Ancora una volta questo modello sovverte uno stereotipo radicato in tutte le culture patriarcali, quello dell’Angelo del focolare: Simone Leigh plasma forme scultoree che celebrano con orgoglio la soggettività femminile nera, coerentemente con il suo impegno di attivista in ambito politico in difesa dei diritti civili per tutte le minoranze.
All’ingresso dell’Arsenale, l’imponente Brick House, scultura per la quale ha vinto il Leone d’Oro in questa Mostra, si erge al centro di un’ampia sala in forma monumentale e allo stesso tempo essenziale, figura carica di evocazioni emotive e culturali, potente messaggio della sua poetica.

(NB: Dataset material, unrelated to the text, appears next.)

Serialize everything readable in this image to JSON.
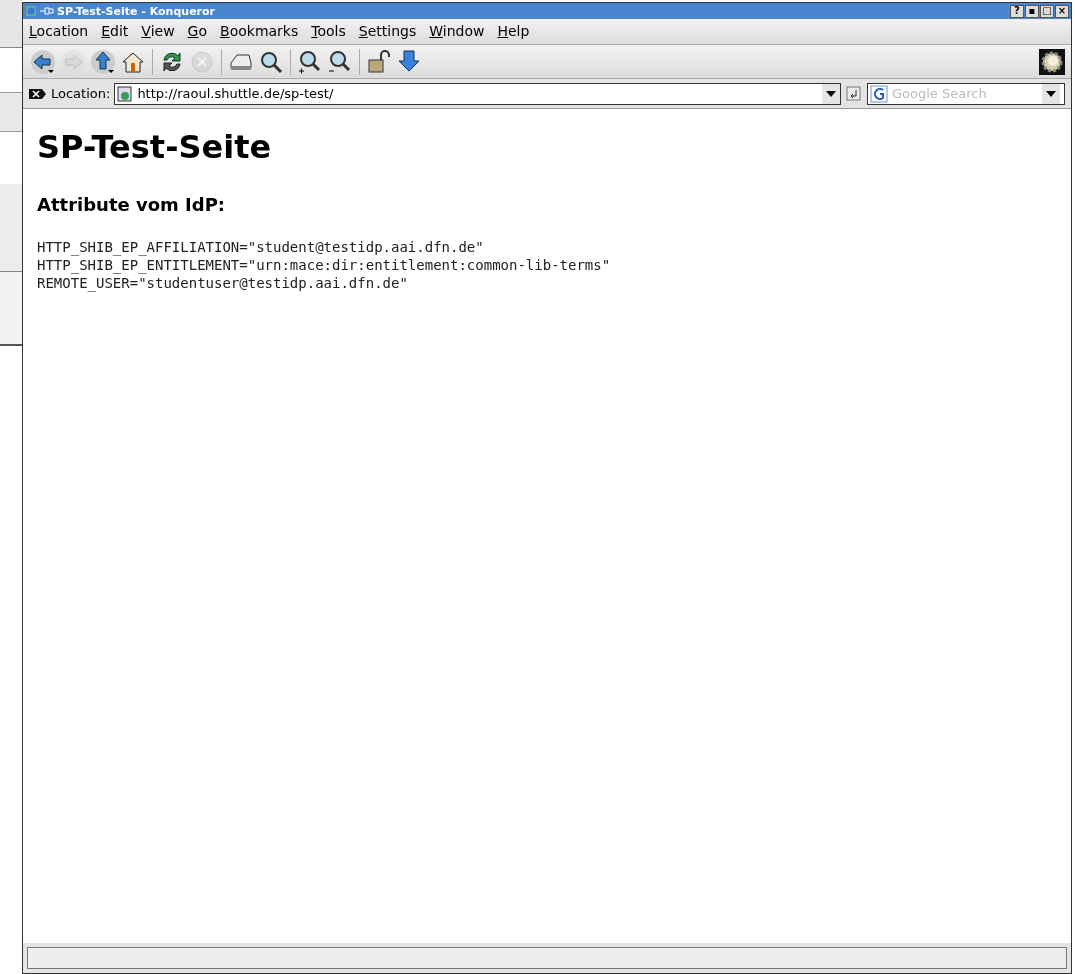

L’opera, realizzata nel 2019 per il parco sopraelevato High Line a New York, viene qui riproposta come apertura del percorso della Biennale all’Arsenale, simbolo carico di temi e forme evocative che costituiscono il nucleo fondamentale della mostra, pensata da Cecilia Alemani.
Una forma stabile e sicura, che riprende modelli di capanne del popolo Musgum del Camerun, si fa corpo, abito, contenitore di uno spazio che può accogliere, può curare, può proteggere, può generare, ma solo se la donna sceglie di farlo, nella sua completa autodeterminazione.


Simone Leigh (1967), Brick House, Arsenale, 59ª Biennale di Venezia e Abitazioni/capanne del popolo Musgum del Camerun
Pochi ma significativi simboli completano il capo della donna nera: lunghe trecce che terminano con conchiglie di ciprea, richiamo alla fertilità, volto con caratteristiche etniche sottolineate ma senza occhi; la scultura non è ritratto, ma icona archetipa di femminilità, dove lo sguardo, senza fermarsi sulla superficie, deve indagare i livelli più profondi della sua essenza e umanità.